Search code examples
regexpcresplunk

PCRE: Optionally capture after last occurrence of character in the middle of a string


How can I modify this regex:

(?:code: |handler[ :]+(?:\w+?code: )?)(?<signature>.+?(?= :| and)).+?: (?<message>.+?(?= :| +>>>|$))

Such that iff the signature group is a stack-trace; I.E. dot-separated-path, like App.Parent.Child.Method; I only get Method? Currently, this expression works perfectly for all of my error messages, except in these stack-trace cases where I don't need the entire thing (I'm currently getting all of App.Parent.Child.Method).


I've looked around, and all the examples I've seen rely on either starting a group with a known starting string, or anchoring to the start of the line.
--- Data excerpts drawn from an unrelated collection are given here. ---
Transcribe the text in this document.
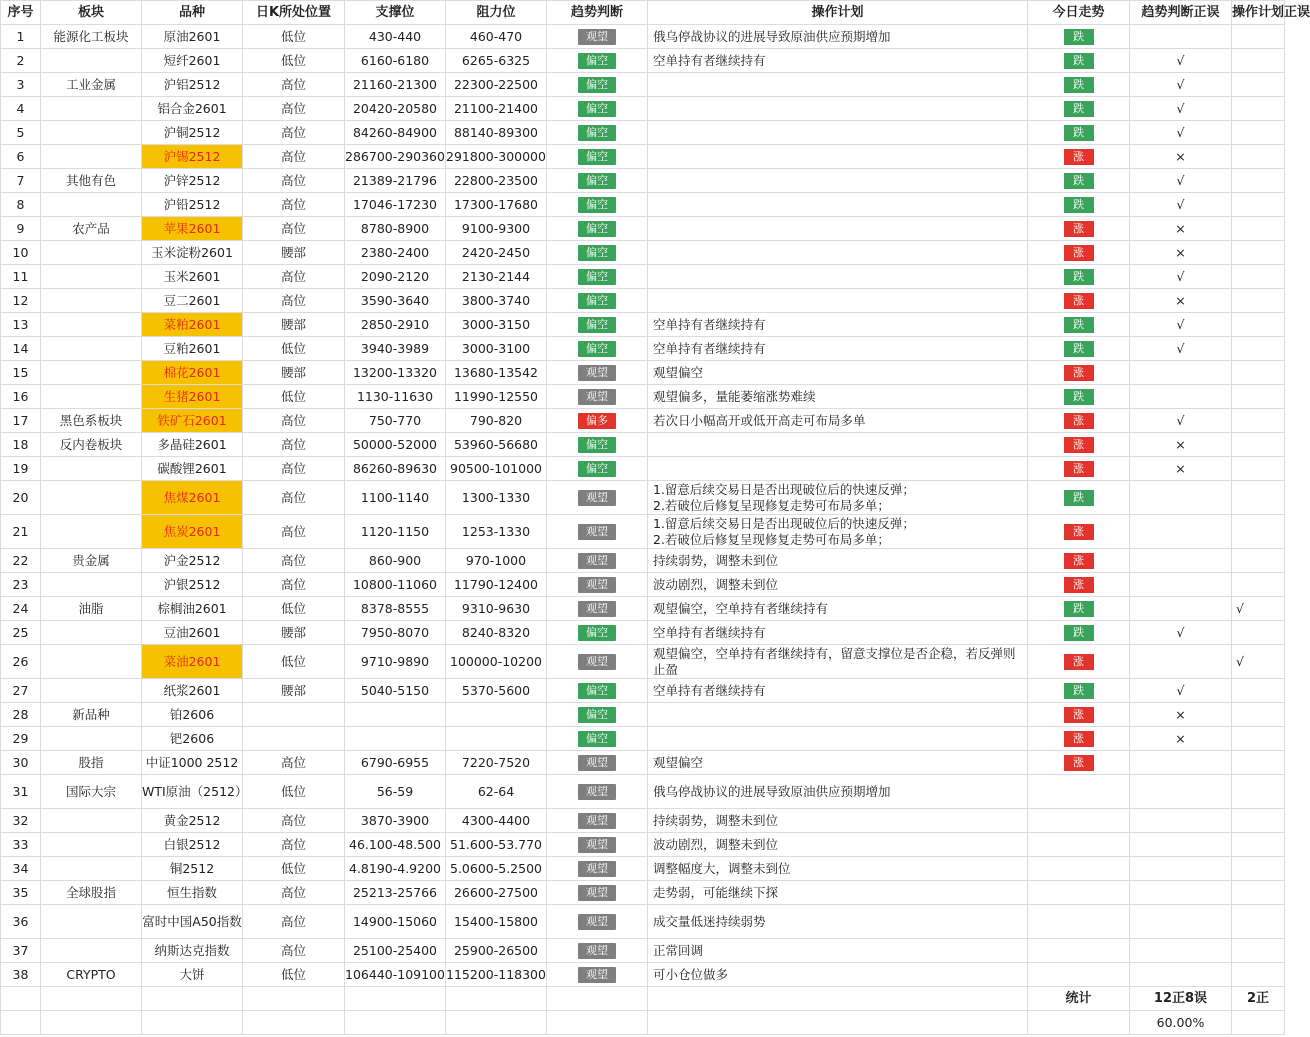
序号	板块	品种	日K所处位置	支撑位	阻力位	趋势判断	操作计划	今日走势	趋势判断正误	操作计划正误
1	能源化工板块	原油2601	低位	430-440	460-470	观望	俄乌停战协议的进展导致原油供应预期增加	跌		
2		短纤2601	低位	6160-6180	6265-6325	偏空	空单持有者继续持有	跌	√	
3	工业金属	沪铝2512	高位	21160-21300	22300-22500	偏空		跌	√	
4		铝合金2601	高位	20420-20580	21100-21400	偏空		跌	√	
5		沪铜2512	高位	84260-84900	88140-89300	偏空		跌	√	
6		沪锡2512	高位	286700-290360	291800-300000	偏空		涨	×	
7	其他有色	沪锌2512	高位	21389-21796	22800-23500	偏空		跌	√	
8		沪铅2512	高位	17046-17230	17300-17680	偏空		跌	√	
9	农产品	苹果2601	高位	8780-8900	9100-9300	偏空		涨	×	
10		玉米淀粉2601	腰部	2380-2400	2420-2450	偏空		涨	×	
11		玉米2601	高位	2090-2120	2130-2144	偏空		跌	√	
12		豆二2601	高位	3590-3640	3800-3740	偏空		涨	×	
13		菜粕2601	腰部	2850-2910	3000-3150	偏空	空单持有者继续持有	跌	√	
14		豆粕2601	低位	3940-3989	3000-3100	偏空	空单持有者继续持有	跌	√	
15		棉花2601	腰部	13200-13320	13680-13542	观望	观望偏空	涨		
16		生猪2601	低位	1130-11630	11990-12550	观望	观望偏多，量能萎缩涨势难续	跌		
17	黑色系板块	铁矿石2601	高位	750-770	790-820	偏多	若次日小幅高开或低开高走可布局多单	涨	√	
18	反内卷板块	多晶硅2601	高位	50000-52000	53960-56680	偏空		涨	×	
19		碳酸锂2601	高位	86260-89630	90500-101000	偏空		涨	×	
20		焦煤2601	高位	1100-1140	1300-1330	观望	1.留意后续交易日是否出现破位后的快速反弹；
2.若破位后修复呈现修复走势可布局多单；	跌		
21		焦炭2601	高位	1120-1150	1253-1330	观望	1.留意后续交易日是否出现破位后的快速反弹；
2.若破位后修复呈现修复走势可布局多单；	涨		
22	贵金属	沪金2512	高位	860-900	970-1000	观望	持续弱势，调整未到位	涨		
23		沪银2512	高位	10800-11060	11790-12400	观望	波动剧烈，调整未到位	涨		
24	油脂	棕榈油2601	低位	8378-8555	9310-9630	观望	观望偏空，空单持有者继续持有	跌		√
25		豆油2601	腰部	7950-8070	8240-8320	偏空	空单持有者继续持有	跌	√	
26		菜油2601	低位	9710-9890	100000-10200	观望	观望偏空，空单持有者继续持有，留意支撑位是否企稳，若反弹则止盈	涨		√
27		纸浆2601	腰部	5040-5150	5370-5600	偏空	空单持有者继续持有	跌	√	
28	新品种	铂2606				偏空		涨	×	
29		钯2606				偏空		涨	×	
30	股指	中证1000 2512	高位	6790-6955	7220-7520	观望	观望偏空	涨		
31	国际大宗	WTI原油（2512）	低位	56-59	62-64	观望	俄乌停战协议的进展导致原油供应预期增加			
32		黄金2512	高位	3870-3900	4300-4400	观望	持续弱势，调整未到位			
33		白银2512	高位	46.100-48.500	51.600-53.770	观望	波动剧烈，调整未到位			
34		铜2512	低位	4.8190-4.9200	5.0600-5.2500	观望	调整幅度大，调整未到位			
35	全球股指	恒生指数	高位	25213-25766	26600-27500	观望	走势弱，可能继续下探			
36		富时中国A50指数	高位	14900-15060	15400-15800	观望	成交量低迷持续弱势			
37		纳斯达克指数	高位	25100-25400	25900-26500	观望	正常回调			
38	CRYPTO	大饼	低位	106440-109100	115200-118300	观望	可小仓位做多			
								统计	12正8误	2正
									60.00%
However, my string is in the middle of a longer string, and I also don't always know what it will be made of, these aren't really an option. I also can't use any code, since this is running as part of a Splunk search query / field extraction.
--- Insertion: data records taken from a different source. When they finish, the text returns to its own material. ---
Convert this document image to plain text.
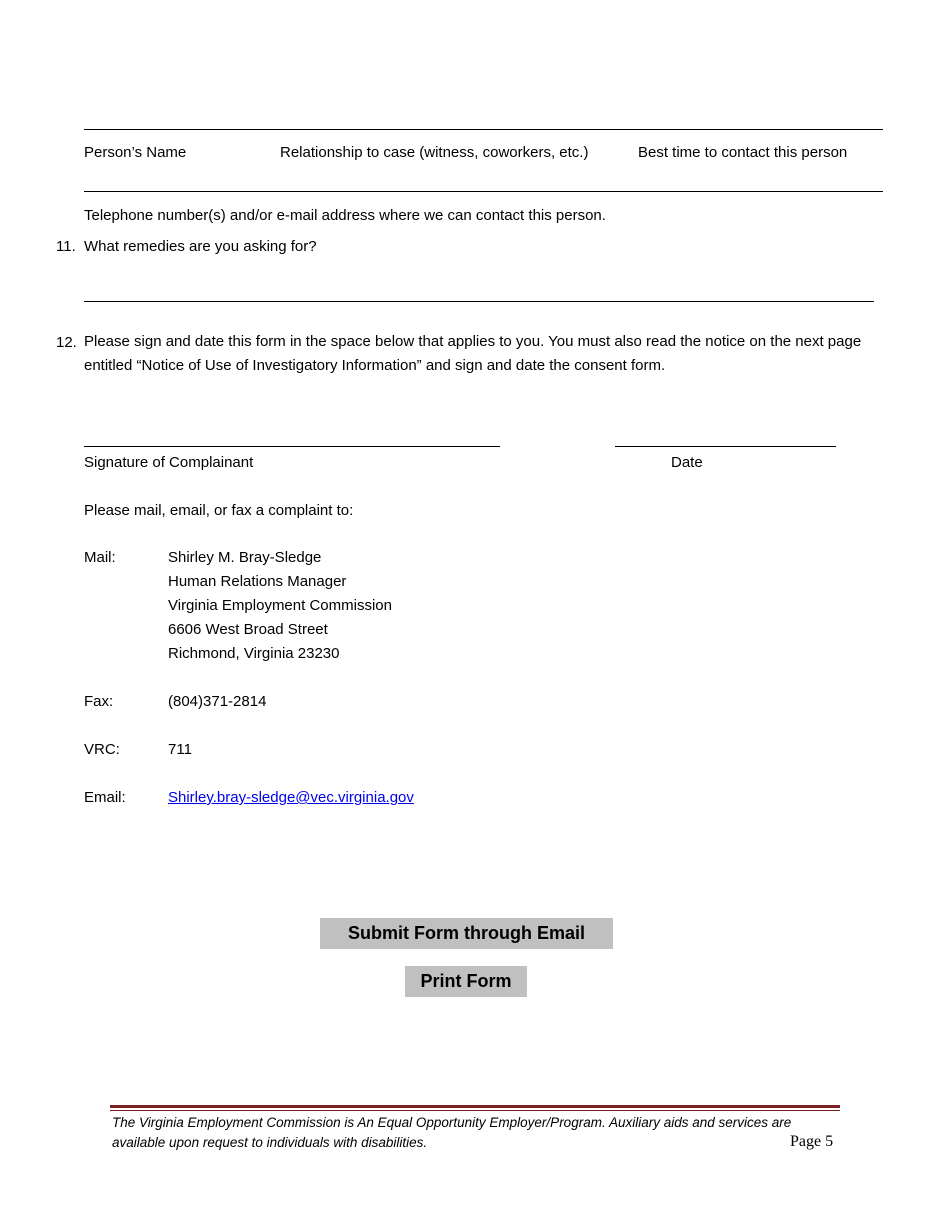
Person’s Name	Relationship to case (witness, coworkers, etc.)	Best time to contact this person
Telephone number(s) and/or e-mail address where we can contact this person.
11. What remedies are you asking for?
12. Please sign and date this form in the space below that applies to you. You must also read the notice on the next page entitled “Notice of Use of Investigatory Information” and sign and date the consent form.
Signature of Complainant	Date
Please mail, email, or fax a complaint to:
Mail:	Shirley M. Bray-Sledge
Human Relations Manager
Virginia Employment Commission
6606 West Broad Street
Richmond, Virginia 23230
Fax:	(804)371-2814
VRC:	711
Email:	Shirley.bray-sledge@vec.virginia.gov
Submit Form through Email
Print Form
The Virginia Employment Commission is An Equal Opportunity Employer/Program. Auxiliary aids and services are available upon request to individuals with disabilities.	Page 5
Here is an example of what I'm trying to capture from:

<<< WebContainer : [trace].WealthClientProfileService: Error code: TD.EBS.WCA.004.TEDS0001 : transaction failed. Error Level= 10  >>>

I need to capture only "TEDS0001" from "TD.EBS.WCA.004.TEDS0001". However, since some of my error messages look like:

<<< WebContainer : [trace].Handler: ::Error from ISM with ID: 20178 and message: Client Information Not Found  >>>

(in which case I am after the whole "Error from ISM with ID: 20178"), I need this modification to only limit my capture group iff it has . in it. I feel like it's so simple but I just can't get it.


Solution

  • (specific match|.*) will capture specific match if it can, and otherwise fall back to the more general pattern. I guess you could put something like (?:(?:\w+\.)+|) before the named group.